The French diplomatic service is hardly unique. The British embassy in Paris employs 300 people. The question that Macron has dared to ask is: what do they all do? Once upon a time it was said that diplomats were sent abroad to lie for their countries. Today, more frequently, they tweet.

According to some, the strike comes at a bad time for Macron, with France holding the EU presidency until the end of June. It’s extremely hard to imagine that anyone will notice, to be frank. Macron has sought to play a leading role in the bloc's response to the attempted invasion of Ukraine and is looking for fresh impetus to his new presidential mandate. His success is thus far undetectable but he’s hardly needed diplomats to achieve nothing. He’s just picked up the phone and called Putin himself.

Half a dozen diplomats that Reuters spoke to said Macron’s reform was merely the culmination of years of malaise that have seen staffing fall some 20 per cent since 2007 and repeated budget cuts just as the demands on the service have supposedly increased.
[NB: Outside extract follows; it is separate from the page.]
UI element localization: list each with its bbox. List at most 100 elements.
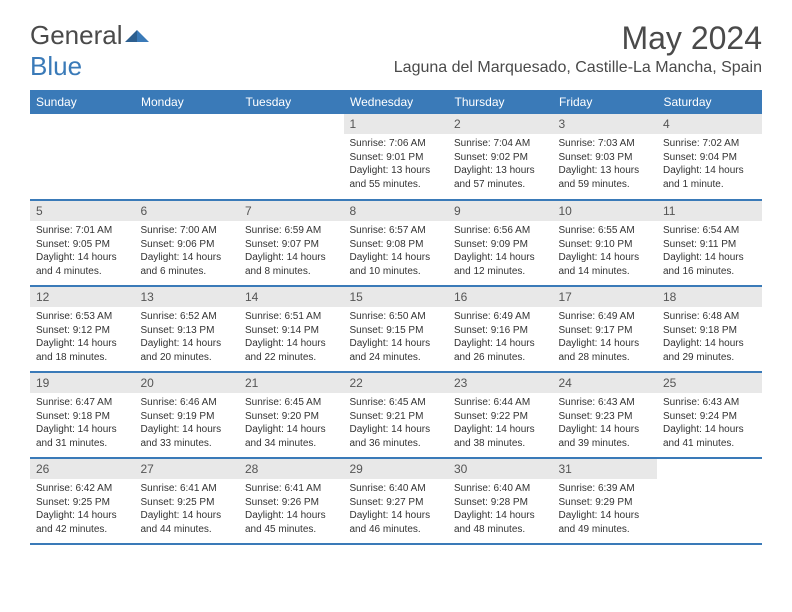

Conditions have worsened during the pandemic, diplomats claimed, as if they have been singularly affected.

Macron's appointment of the career diplomat Catherine Colonna as foreign minister was supposedly an effort to appease the diplomatic corps. It’s not working. Colonna, the former ambassador to the UK, was not an especially popular figure in London where she tweeted aggressively against Brexit and infuriated Whitehall, although she did establish close relations with Nicola Sturgeon, the Scottish first minister. She’s now foreign minister and it’s been made clear that she must do exactly as she’s told.
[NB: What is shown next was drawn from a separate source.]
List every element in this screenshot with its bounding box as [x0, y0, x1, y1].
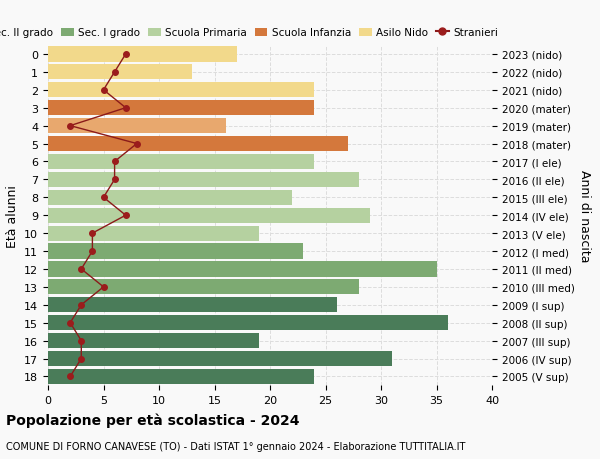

The exemplar of French diplomacy is the recently retired ambassador to Washington, Gérard Araud, who has rushed to defend his colleagues, warning of an ‘Americanisation’ of French diplomacy that would give Macron greater discretion to choose ambassadors on a personal whim from all ranks of French public life.

‘Diplomats will serve as ambassadors to Burundi’, he said. ‘Rome or London will be reserved for friends’.

But the president can already name anybody he wants as an ambassador. Araud was parachuted into Washington by former president François Hollande. His diplomacy was marked mainly by his addiction to Twitter, where he promiscuously blocked criticism of his constant undiplomatic remarks aimed at his hosts.

On the night of the election of Donald Trump as president, Araud tweeted: ‘It is the end of an era, the era of neoliberalism. We don't yet know what will succeed it.’ He inserted himself into the 2017 French presidential election campaign, he would not work for Marine Le Pen, even if she were democratically elected. Before leaving his post in Washington, Araud described the city as being full of provincial early-bird dinners wearing sad, baggy suits.

Was it really necessary for French taxpayers to install Arnaud and his husband in the grand ambassador’s vast residence in Northwest Washington to know this? If this is the standard of diplomacy practiced by France, Macron will do well to bring it to heel.